I’m slowly getting my sleep patterns back on track after this weekend. It was a fun weekend, and I’m glad I experienced this convention. But holy hell… I’m pretty sure I got a collective 10 hours of sleep during the entire weekend. And upon my return on Sunday, I promptly fell asleep on the couch at 8:15 pm, only to be prodded by the hubs to head to bed around 9. Wow. All in good fun and thankfully, my blood sugars behaved for the most part.
I also don’t recommend competing with hypoglycemia. Especially if you are unaware. Just saying. Yeah, it happened.
So after all my sleep deprivation, the only natural thing I should do come Monday morning is run a basal test, right? Sure!!! Who needs coffee or food when the high from the weekend can keep you awake and sustained?
Right…
Good news: I passed the afternoon basal test, which disproves my doc’s hypothesis that my extremely high bolus rates are compensating for my extremely low basal rates. In fact, I managed to stay between 77 mg/dl and 88 mg/dl for about 6 hours. This still leaves the question as to why my blood sugars sky rocket to oblivion an hour after I eat and just stay there. Do I really need a 1:3 carb ratio? Seriously?
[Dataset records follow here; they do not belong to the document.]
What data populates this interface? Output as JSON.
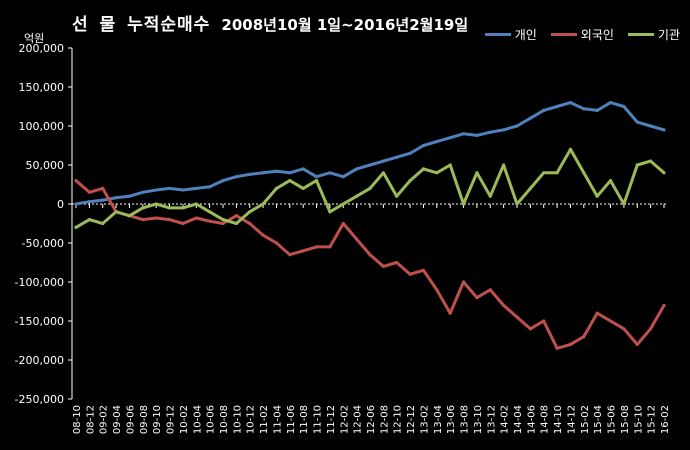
{
  "title_main": "선 물 누적순매수",
  "title_sub": "2008년10월 1일~2016년2월19일",
  "colors": {
    "background": "#000000",
    "text": "#ffffff",
    "grid": "#ffffff"
  },
  "chart_data": {
    "type": "line",
    "title": "선 물 누적순매수 2008년10월 1일~2016년2월19일",
    "ylabel": "억원",
    "xlabel": "",
    "ylim": [
      -250000,
      200000
    ],
    "yticks": [
      200000,
      150000,
      100000,
      50000,
      0,
      -50000,
      -100000,
      -150000,
      -200000,
      -250000
    ],
    "ytick_labels": [
      "200,000",
      "150,000",
      "100,000",
      "50,000",
      "0",
      "-50,000",
      "-100,000",
      "-150,000",
      "-200,000",
      "-250,000"
    ],
    "grid": false,
    "zero_line": "dashed",
    "legend_position": "top-right",
    "x": [
      "08-10",
      "08-12",
      "09-02",
      "09-04",
      "09-06",
      "09-08",
      "09-10",
      "09-12",
      "10-02",
      "10-04",
      "10-06",
      "10-08",
      "10-10",
      "10-12",
      "11-02",
      "11-04",
      "11-06",
      "11-08",
      "11-10",
      "11-12",
      "12-02",
      "12-04",
      "12-06",
      "12-08",
      "12-10",
      "12-12",
      "13-02",
      "13-04",
      "13-06",
      "13-08",
      "13-10",
      "13-12",
      "14-02",
      "14-04",
      "14-06",
      "14-08",
      "14-10",
      "14-12",
      "15-02",
      "15-04",
      "15-06",
      "15-08",
      "15-10",
      "15-12",
      "16-02"
    ],
    "series": [
      {
        "name": "개인",
        "color": "#4f81bd",
        "values": [
          0,
          3000,
          5000,
          8000,
          10000,
          15000,
          18000,
          20000,
          18000,
          20000,
          22000,
          30000,
          35000,
          38000,
          40000,
          42000,
          40000,
          45000,
          35000,
          40000,
          35000,
          45000,
          50000,
          55000,
          60000,
          65000,
          75000,
          80000,
          85000,
          90000,
          88000,
          92000,
          95000,
          100000,
          110000,
          120000,
          125000,
          130000,
          122000,
          120000,
          130000,
          125000,
          105000,
          100000,
          95000
        ]
      },
      {
        "name": "외국인",
        "color": "#c0504d",
        "values": [
          30000,
          15000,
          20000,
          -10000,
          -15000,
          -20000,
          -18000,
          -20000,
          -25000,
          -18000,
          -22000,
          -25000,
          -15000,
          -25000,
          -40000,
          -50000,
          -65000,
          -60000,
          -55000,
          -55000,
          -25000,
          -45000,
          -65000,
          -80000,
          -75000,
          -90000,
          -85000,
          -110000,
          -140000,
          -100000,
          -120000,
          -110000,
          -130000,
          -145000,
          -160000,
          -150000,
          -185000,
          -180000,
          -170000,
          -140000,
          -150000,
          -160000,
          -180000,
          -160000,
          -130000
        ]
      },
      {
        "name": "기관",
        "color": "#9bbb59",
        "values": [
          -30000,
          -20000,
          -25000,
          -10000,
          -15000,
          -5000,
          0,
          -5000,
          -5000,
          0,
          -10000,
          -20000,
          -25000,
          -10000,
          0,
          20000,
          30000,
          20000,
          30000,
          -10000,
          0,
          10000,
          20000,
          40000,
          10000,
          30000,
          45000,
          40000,
          50000,
          0,
          40000,
          10000,
          50000,
          0,
          20000,
          40000,
          40000,
          70000,
          40000,
          10000,
          30000,
          0,
          50000,
          55000,
          40000
        ]
      }
    ]
  }
}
Bad news: This test is shit! Seriously. Could NOT do anything productive because I ate at 7 am and could not stuff my face until 5 pm. (And I did… still paying for it now…) I was starving. I was waiting for the inevitable crash that never happened and seriously wanted to just fail the test so I could eat my left overs. I had 3 major headaches throughout the day and pretty much stared at my computer screen for 2 hours pretending to be productive. By 4:30, I wanted to eat my laptop with a side of the contract for our company Christmas party. (You know, because paper has fiber and stuff.)
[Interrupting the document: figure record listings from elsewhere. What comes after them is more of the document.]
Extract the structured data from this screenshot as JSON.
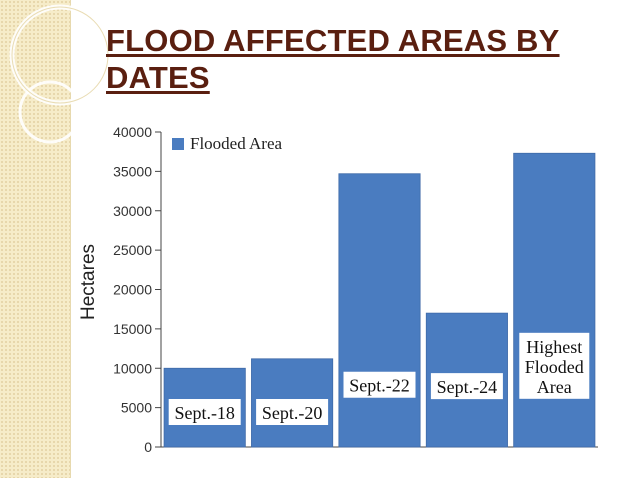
{
  "slide": {
    "title": "FLOOD AFFECTED AREAS BY DATES"
  },
  "colors": {
    "bar": "#4a7cc0",
    "bar_stroke": "#3f6aa8",
    "title": "#5a1f10",
    "strip": "#f6ecc9"
  },
  "chart_data": {
    "type": "bar",
    "title": "",
    "xlabel": "",
    "ylabel": "Hectares",
    "ylim": [
      0,
      40000
    ],
    "yticks": [
      0,
      5000,
      10000,
      15000,
      20000,
      25000,
      30000,
      35000,
      40000
    ],
    "legend": {
      "position": "top-left",
      "entries": [
        "Flooded Area"
      ]
    },
    "grid": false,
    "series": [
      {
        "name": "Flooded Area",
        "values": [
          10000,
          11200,
          34700,
          17000,
          37300
        ]
      }
    ],
    "bar_labels": [
      [
        "Sept.-18"
      ],
      [
        "Sept.-20"
      ],
      [
        "Sept.-22"
      ],
      [
        "Sept.-24"
      ],
      [
        "Highest",
        "Flooded",
        "Area"
      ]
    ]
  }
}
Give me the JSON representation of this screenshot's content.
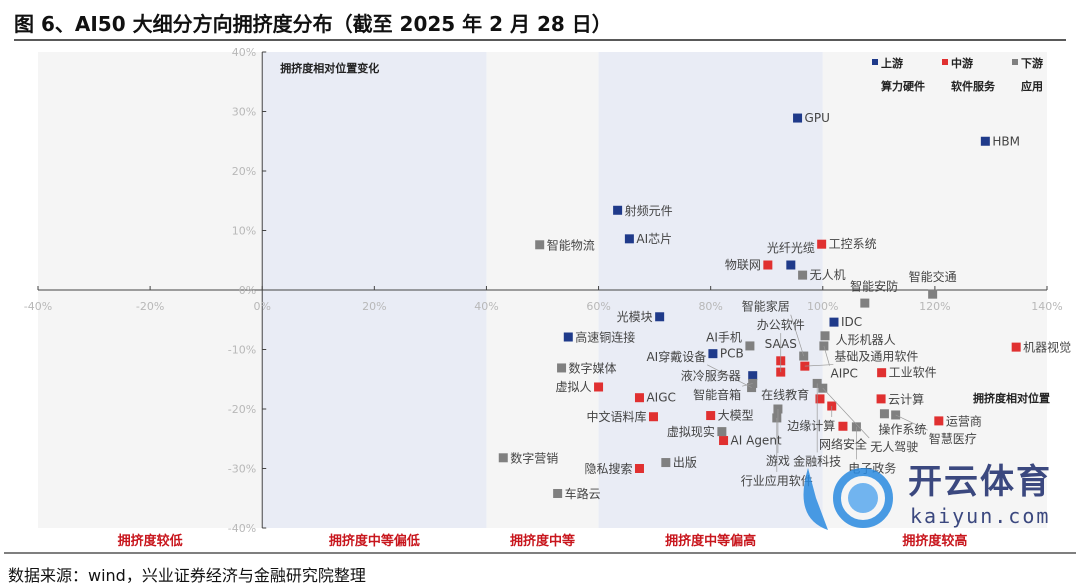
{
  "title": "图 6、AI50 大细分方向拥挤度分布（截至 2025 年 2 月 28 日）",
  "source": "数据来源：wind，兴业证券经济与金融研究院整理",
  "watermark": {
    "text": "开云体育",
    "url_text": "kaiyun.com"
  },
  "chart_data": {
    "type": "scatter",
    "xlim": [
      -40,
      140
    ],
    "ylim": [
      -40,
      40
    ],
    "x_ticks": [
      "-40%",
      "-20%",
      "0%",
      "20%",
      "40%",
      "60%",
      "80%",
      "100%",
      "120%",
      "140%"
    ],
    "y_ticks": [
      "40%",
      "30%",
      "20%",
      "10%",
      "0%",
      "-10%",
      "-20%",
      "-30%",
      "-40%"
    ],
    "xlabel": "拥挤度相对位置",
    "ylabel": "拥挤度相对位置变化",
    "bands": [
      {
        "range": [
          -40,
          0
        ],
        "label": "拥挤度较低",
        "color": "#f5f5f5"
      },
      {
        "range": [
          0,
          40
        ],
        "label": "拥挤度中等偏低",
        "color": "#e9ecf5"
      },
      {
        "range": [
          40,
          60
        ],
        "label": "拥挤度中等",
        "color": "#f5f5f5"
      },
      {
        "range": [
          60,
          100
        ],
        "label": "拥挤度中等偏高",
        "color": "#e9ecf5"
      },
      {
        "range": [
          100,
          140
        ],
        "label": "拥挤度较高",
        "color": "#f5f5f5"
      }
    ],
    "legend": {
      "position": "top-right"
    },
    "series": [
      {
        "name": "上游",
        "sub": "算力硬件",
        "color": "#1f3a8a",
        "points": [
          {
            "label": "GPU",
            "x": 95.5,
            "y": 28.9
          },
          {
            "label": "HBM",
            "x": 129,
            "y": 25
          },
          {
            "label": "射频元件",
            "x": 63.4,
            "y": 13.4
          },
          {
            "label": "AI芯片",
            "x": 65.5,
            "y": 8.6
          },
          {
            "label": "光纤光缆",
            "x": 94.3,
            "y": 4.2
          },
          {
            "label": "光模块",
            "x": 70.9,
            "y": -4.5
          },
          {
            "label": "高速铜连接",
            "x": 54.6,
            "y": -7.9
          },
          {
            "label": "IDC",
            "x": 102,
            "y": -5.4
          },
          {
            "label": "PCB",
            "x": 80.4,
            "y": -10.7
          },
          {
            "label": "液冷服务器",
            "x": 87.5,
            "y": -14.4
          }
        ]
      },
      {
        "name": "中游",
        "sub": "软件服务",
        "color": "#e03030",
        "points": [
          {
            "label": "工控系统",
            "x": 99.8,
            "y": 7.7
          },
          {
            "label": "物联网",
            "x": 90.2,
            "y": 4.2
          },
          {
            "label": "机器视觉",
            "x": 134.5,
            "y": -9.6
          },
          {
            "label": "工业软件",
            "x": 110.5,
            "y": -13.9
          },
          {
            "label": "SAAS",
            "x": 92.5,
            "y": -11.9
          },
          {
            "label": "基础及通用软件",
            "x": 96.8,
            "y": -12.8
          },
          {
            "label": "办公软件",
            "x": 92.5,
            "y": -13.8
          },
          {
            "label": "在线教育",
            "x": 99.5,
            "y": -18.3
          },
          {
            "label": "边缘计算",
            "x": 101.6,
            "y": -19.5
          },
          {
            "label": "网络安全",
            "x": 103.6,
            "y": -22.9
          },
          {
            "label": "云计算",
            "x": 110.4,
            "y": -18.3
          },
          {
            "label": "运营商",
            "x": 120.7,
            "y": -22
          },
          {
            "label": "中文语料库",
            "x": 69.8,
            "y": -21.3
          },
          {
            "label": "虚拟人",
            "x": 60,
            "y": -16.3
          },
          {
            "label": "AIGC",
            "x": 67.3,
            "y": -18.1
          },
          {
            "label": "AI Agent",
            "x": 82.3,
            "y": -25.3
          },
          {
            "label": "隐私搜索",
            "x": 67.3,
            "y": -30
          },
          {
            "label": "大模型",
            "x": 80,
            "y": -21.1
          }
        ]
      },
      {
        "name": "下游",
        "sub": "应用",
        "color": "#808080",
        "points": [
          {
            "label": "智能物流",
            "x": 49.5,
            "y": 7.6
          },
          {
            "label": "无人机",
            "x": 96.4,
            "y": 2.5
          },
          {
            "label": "智能交通",
            "x": 119.6,
            "y": -0.7
          },
          {
            "label": "智能安防",
            "x": 107.5,
            "y": -2.2
          },
          {
            "label": "人形机器人",
            "x": 100.4,
            "y": -7.7
          },
          {
            "label": "AIPC",
            "x": 100.2,
            "y": -9.4
          },
          {
            "label": "智能家居",
            "x": 96.6,
            "y": -11.1
          },
          {
            "label": "AI手机",
            "x": 87,
            "y": -9.4
          },
          {
            "label": "智能音箱",
            "x": 87.5,
            "y": -15.7
          },
          {
            "label": "金融科技",
            "x": 99,
            "y": -15.7
          },
          {
            "label": "无人驾驶",
            "x": 100,
            "y": -16.5
          },
          {
            "label": "操作系统",
            "x": 111,
            "y": -20.8
          },
          {
            "label": "智慧医疗",
            "x": 113,
            "y": -21
          },
          {
            "label": "游戏",
            "x": 92,
            "y": -20
          },
          {
            "label": "虚拟现实",
            "x": 82,
            "y": -23.8
          },
          {
            "label": "出版",
            "x": 72,
            "y": -29
          },
          {
            "label": "数字营销",
            "x": 43,
            "y": -28.2
          },
          {
            "label": "车路云",
            "x": 52.7,
            "y": -34.2
          },
          {
            "label": "数字媒体",
            "x": 53.4,
            "y": -13.1
          },
          {
            "label": "AI穿戴设备",
            "x": 87.3,
            "y": -16.4
          },
          {
            "label": "行业应用软件",
            "x": 91.8,
            "y": -21.5
          },
          {
            "label": "电子政务",
            "x": 106,
            "y": -23
          }
        ]
      }
    ]
  }
}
I’m assuming that since I passed with flying colors that I only need to do this time period test once. (Because why would anyone want to do this three times, as instructed???)
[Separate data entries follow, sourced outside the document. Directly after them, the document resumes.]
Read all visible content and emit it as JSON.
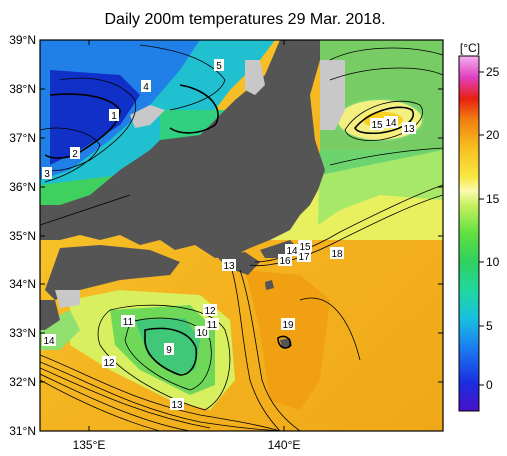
{
  "title": "Daily 200m temperatures 29 Mar. 2018.",
  "colorbar": {
    "unit": "[°C]",
    "ticks": [
      "25",
      "20",
      "15",
      "10",
      "5",
      "0"
    ],
    "tick_values": [
      25,
      20,
      15,
      10,
      5,
      0
    ],
    "range": [
      -2,
      26
    ]
  },
  "axes": {
    "lat_labels": [
      "39°N",
      "38°N",
      "37°N",
      "36°N",
      "35°N",
      "34°N",
      "33°N",
      "32°N",
      "31°N"
    ],
    "lon_labels": [
      "135°E",
      "140°E"
    ]
  },
  "contour_labels": [
    {
      "text": "1"
    },
    {
      "text": "2"
    },
    {
      "text": "3"
    },
    {
      "text": "4"
    },
    {
      "text": "5"
    },
    {
      "text": "15"
    },
    {
      "text": "14"
    },
    {
      "text": "13"
    },
    {
      "text": "14"
    },
    {
      "text": "15"
    },
    {
      "text": "16"
    },
    {
      "text": "17"
    },
    {
      "text": "18"
    },
    {
      "text": "13"
    },
    {
      "text": "12"
    },
    {
      "text": "11"
    },
    {
      "text": "10"
    },
    {
      "text": "11"
    },
    {
      "text": "9"
    },
    {
      "text": "14"
    },
    {
      "text": "12"
    },
    {
      "text": "13"
    },
    {
      "text": "19"
    }
  ],
  "colors": {
    "land": "#555555",
    "cold_deep": "#2233cc",
    "warm": "#f5b020",
    "map_border": "#000000"
  }
}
Lesson learned kids: starving is bad.
Wow, it sure sounds like basal testing does suck! I can’t recall ever really doing it and following through. Besides, when you don’t eat, your daily routine (movement, exercise – however subtle) isn’t the same, right? I can’t possibly believe your basal needs are the same when you’re not eating. But having said that, it sounds like your rates are phenomenal. That’s great!
What kind of insulin are you using? I’m wondering if that may affect your BG spikes. Novolog, Humalog, and Apidra all act differently in how quickly they work and how quickly they leave the system. The differences are subtle, but they exist. In a constant basal “trickle”, you’d never see it, but with a bolus they become apparent.
Novolog… mostly because that was what the pharmacy at my old HMO carried. So I’ve just stayed on it.
I’m still experimenting with the testing though. Yesterday I decided to do the dinner basal rates, but bottomed out around 3:45 pm. (If you go low or high, the test stops and you eat or correct, respectively.)
Today I’m trying my morning rates. In two hours without eating, I spiked from 120 (wake up) to 180. I may cut the test short if the trend continues. They say to continue the test as long as you can stand it. I don’t know if I want to feel like this for the next four hours.
Dude. Basal rates SO suck. I’m overdue myself.